The significance is clear. Limit greenhouse gas emissions and you limit economic growth. Limit economic growth and you undermine America's financial and economic vampire. The world is fighting back. We can too and in this way we can force a change.


HOW DO AMERICANS DO THIS?


There's a reason why I asked former Assistant Housing Secretary Catherine Austin Fitts to write the foreword for Crossing the Rubicon. She knows money and she knows how to change the system. I spoke with her yesterday and neither of us is contemplating a cut and run strategy. We are both committed to taking the fight to Washington and New York, no matter the cost.


"I can show these people how they and all of us can make more money by fixing money and what it does. But the first requirement is that people understand that they have to stop feeding the tapeworm that is creating all of this."
Perhaps now disillusioned Kerry supporters will take a second look at what FTW has been teaching for years.
Get out of debt.


Spend your money and time on things that give you energy and provide you with useful information.
Stop spending a penny with major banks, news media and corporations that feed you lies and leave you exhausted.
Learn how money works and use it like a weapon.

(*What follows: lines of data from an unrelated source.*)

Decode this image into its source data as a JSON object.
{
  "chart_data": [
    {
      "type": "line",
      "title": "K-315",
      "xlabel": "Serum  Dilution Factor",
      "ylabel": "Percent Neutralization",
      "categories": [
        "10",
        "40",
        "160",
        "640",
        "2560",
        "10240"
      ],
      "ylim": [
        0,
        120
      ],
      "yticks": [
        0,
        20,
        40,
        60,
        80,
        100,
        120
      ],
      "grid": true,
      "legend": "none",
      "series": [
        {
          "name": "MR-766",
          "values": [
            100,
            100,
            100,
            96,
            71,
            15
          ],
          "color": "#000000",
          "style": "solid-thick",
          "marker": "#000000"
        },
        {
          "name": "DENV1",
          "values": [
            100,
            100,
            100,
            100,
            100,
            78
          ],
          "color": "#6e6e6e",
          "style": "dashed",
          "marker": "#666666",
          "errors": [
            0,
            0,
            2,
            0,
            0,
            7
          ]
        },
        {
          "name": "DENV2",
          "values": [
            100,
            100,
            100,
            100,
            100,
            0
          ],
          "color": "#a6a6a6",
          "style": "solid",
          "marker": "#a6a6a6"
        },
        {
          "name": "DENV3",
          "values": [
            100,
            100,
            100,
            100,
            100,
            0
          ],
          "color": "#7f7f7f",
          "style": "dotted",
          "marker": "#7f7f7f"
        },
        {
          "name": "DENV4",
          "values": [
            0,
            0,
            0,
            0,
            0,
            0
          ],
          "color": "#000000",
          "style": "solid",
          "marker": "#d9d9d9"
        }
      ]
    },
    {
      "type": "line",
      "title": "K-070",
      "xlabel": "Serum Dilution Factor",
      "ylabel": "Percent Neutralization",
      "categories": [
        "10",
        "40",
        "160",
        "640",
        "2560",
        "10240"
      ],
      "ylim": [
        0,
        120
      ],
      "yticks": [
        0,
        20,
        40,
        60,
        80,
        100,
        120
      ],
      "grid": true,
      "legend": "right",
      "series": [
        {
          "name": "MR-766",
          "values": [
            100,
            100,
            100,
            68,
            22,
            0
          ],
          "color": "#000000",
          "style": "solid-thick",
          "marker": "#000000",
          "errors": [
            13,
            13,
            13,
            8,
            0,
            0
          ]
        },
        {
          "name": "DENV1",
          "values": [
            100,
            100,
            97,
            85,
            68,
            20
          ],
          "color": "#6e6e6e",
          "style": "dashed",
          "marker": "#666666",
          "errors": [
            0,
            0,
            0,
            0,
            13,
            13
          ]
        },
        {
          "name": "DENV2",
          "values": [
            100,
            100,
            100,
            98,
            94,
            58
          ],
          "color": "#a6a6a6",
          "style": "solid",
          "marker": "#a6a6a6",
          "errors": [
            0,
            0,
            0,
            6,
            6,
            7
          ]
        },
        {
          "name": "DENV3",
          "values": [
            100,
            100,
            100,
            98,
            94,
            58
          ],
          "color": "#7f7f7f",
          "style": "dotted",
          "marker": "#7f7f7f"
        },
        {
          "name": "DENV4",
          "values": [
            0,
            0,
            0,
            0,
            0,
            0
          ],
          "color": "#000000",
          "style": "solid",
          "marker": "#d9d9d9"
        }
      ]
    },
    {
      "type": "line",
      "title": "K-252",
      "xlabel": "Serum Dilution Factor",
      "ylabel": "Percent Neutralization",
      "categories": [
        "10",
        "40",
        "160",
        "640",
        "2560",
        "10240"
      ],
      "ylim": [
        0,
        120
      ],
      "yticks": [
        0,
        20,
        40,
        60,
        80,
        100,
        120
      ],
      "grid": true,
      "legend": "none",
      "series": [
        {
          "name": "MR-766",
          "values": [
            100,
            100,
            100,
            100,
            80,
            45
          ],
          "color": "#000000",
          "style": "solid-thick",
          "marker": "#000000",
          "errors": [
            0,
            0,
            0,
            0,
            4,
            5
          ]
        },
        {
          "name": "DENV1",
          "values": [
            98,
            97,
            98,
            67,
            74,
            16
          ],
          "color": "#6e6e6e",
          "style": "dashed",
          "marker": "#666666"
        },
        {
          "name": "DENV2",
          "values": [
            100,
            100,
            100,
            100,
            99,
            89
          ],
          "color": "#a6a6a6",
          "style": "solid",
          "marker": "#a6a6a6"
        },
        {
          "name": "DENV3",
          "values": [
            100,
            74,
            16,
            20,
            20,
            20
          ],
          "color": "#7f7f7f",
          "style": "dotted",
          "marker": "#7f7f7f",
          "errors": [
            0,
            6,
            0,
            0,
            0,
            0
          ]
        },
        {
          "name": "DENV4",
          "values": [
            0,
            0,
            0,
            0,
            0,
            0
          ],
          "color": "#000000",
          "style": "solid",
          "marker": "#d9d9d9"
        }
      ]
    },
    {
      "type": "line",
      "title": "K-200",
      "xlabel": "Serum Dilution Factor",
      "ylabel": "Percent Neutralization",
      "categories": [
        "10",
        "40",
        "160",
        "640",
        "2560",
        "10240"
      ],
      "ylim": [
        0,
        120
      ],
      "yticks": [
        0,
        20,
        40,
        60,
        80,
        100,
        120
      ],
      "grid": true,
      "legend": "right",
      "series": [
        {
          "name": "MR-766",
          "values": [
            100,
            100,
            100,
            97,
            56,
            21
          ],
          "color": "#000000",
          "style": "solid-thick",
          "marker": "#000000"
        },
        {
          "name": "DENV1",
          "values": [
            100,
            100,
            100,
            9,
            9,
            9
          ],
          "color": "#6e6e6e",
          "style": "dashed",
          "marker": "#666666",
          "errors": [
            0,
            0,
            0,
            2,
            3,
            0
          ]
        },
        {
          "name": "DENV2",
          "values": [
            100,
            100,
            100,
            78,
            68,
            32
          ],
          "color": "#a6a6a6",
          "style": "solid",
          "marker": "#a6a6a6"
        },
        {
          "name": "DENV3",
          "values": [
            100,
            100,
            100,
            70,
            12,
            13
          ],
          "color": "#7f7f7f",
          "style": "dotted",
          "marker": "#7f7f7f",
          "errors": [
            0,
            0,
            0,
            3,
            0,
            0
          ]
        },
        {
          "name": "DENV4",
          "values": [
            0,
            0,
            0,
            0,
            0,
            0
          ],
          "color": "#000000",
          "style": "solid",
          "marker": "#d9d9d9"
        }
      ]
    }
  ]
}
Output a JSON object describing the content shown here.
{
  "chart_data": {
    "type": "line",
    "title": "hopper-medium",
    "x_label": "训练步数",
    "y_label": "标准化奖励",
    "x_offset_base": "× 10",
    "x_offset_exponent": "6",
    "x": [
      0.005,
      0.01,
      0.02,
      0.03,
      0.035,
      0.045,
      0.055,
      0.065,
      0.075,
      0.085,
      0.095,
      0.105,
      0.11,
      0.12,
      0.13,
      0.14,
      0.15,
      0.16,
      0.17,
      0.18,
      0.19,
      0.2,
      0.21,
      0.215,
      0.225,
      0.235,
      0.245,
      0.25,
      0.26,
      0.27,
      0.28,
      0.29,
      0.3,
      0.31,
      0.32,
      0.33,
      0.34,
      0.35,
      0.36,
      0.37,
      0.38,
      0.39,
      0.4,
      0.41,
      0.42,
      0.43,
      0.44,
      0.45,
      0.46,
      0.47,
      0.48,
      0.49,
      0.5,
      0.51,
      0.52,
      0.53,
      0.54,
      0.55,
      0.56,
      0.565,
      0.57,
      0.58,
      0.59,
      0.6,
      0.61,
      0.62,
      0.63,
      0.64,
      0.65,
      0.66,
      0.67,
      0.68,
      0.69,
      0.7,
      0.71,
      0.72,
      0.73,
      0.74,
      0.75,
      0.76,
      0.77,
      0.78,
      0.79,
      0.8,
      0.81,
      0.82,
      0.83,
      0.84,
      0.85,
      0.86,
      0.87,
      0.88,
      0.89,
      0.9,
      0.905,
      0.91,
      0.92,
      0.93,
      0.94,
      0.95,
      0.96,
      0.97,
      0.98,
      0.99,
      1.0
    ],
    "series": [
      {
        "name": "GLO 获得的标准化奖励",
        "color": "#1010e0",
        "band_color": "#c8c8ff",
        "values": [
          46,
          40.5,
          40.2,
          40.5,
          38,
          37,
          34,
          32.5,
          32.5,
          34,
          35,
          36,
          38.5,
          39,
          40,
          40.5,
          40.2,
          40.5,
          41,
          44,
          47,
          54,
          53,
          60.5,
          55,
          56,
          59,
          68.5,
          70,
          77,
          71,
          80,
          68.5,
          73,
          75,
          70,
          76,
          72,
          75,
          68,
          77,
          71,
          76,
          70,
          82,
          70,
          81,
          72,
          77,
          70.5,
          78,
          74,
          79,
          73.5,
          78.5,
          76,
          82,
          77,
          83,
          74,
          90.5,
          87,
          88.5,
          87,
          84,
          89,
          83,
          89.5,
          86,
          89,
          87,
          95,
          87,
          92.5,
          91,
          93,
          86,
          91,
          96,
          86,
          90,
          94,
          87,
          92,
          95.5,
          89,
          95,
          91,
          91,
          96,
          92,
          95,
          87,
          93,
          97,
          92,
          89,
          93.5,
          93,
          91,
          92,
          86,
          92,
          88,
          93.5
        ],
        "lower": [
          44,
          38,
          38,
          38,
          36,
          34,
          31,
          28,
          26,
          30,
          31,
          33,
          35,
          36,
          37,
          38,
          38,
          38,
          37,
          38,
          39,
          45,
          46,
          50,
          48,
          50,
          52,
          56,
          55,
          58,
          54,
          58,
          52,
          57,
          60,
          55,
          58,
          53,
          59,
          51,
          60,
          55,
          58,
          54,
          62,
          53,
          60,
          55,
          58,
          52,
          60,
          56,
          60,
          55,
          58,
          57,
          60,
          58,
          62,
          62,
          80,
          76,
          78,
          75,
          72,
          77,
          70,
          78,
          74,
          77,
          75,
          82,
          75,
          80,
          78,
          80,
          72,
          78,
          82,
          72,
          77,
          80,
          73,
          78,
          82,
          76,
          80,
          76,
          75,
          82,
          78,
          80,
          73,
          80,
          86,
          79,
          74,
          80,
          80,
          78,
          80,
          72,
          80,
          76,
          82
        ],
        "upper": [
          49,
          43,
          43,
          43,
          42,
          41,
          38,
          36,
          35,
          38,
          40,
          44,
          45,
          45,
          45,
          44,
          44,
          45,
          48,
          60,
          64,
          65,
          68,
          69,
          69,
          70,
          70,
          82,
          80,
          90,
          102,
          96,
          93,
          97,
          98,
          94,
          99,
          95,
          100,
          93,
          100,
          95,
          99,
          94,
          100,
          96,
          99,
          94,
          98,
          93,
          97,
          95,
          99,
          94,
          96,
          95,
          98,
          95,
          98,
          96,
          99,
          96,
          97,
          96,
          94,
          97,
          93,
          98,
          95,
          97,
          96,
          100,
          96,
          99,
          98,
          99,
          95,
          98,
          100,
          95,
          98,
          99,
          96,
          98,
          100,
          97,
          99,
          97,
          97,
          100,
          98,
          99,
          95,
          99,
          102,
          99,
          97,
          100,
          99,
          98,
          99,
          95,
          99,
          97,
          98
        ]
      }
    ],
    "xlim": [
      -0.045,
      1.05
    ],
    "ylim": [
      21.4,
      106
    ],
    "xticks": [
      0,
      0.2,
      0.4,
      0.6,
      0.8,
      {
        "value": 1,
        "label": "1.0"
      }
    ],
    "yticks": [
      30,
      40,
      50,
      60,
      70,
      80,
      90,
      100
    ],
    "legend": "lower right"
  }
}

It is already becoming clear that as Peak Oil becomes a stark reality, survival will become a place-based, local phenomenon. Local economies, to the degree that they exist and are flourishing will provide strength to resist what is coming. Everyone who sees this essay should compare the return on investment they got with the election against something that offers more payoffs, an opportunity to become real, independent actors on the fields of their own lives.
Go to Fitts' web site http://www.solari.com and look at the section "Coming Clean". Not until each one of us looks at the ways that we feed the beast and accept responsibility for that do we have a chance for today and for tomorrow.
As I have said in Crossing the Rubicon and in almost every lecture for the last three years, "We will change nothing until we change the way that money works."




Perhaps now some people will be willing to listen to our voices crying in the wilderness.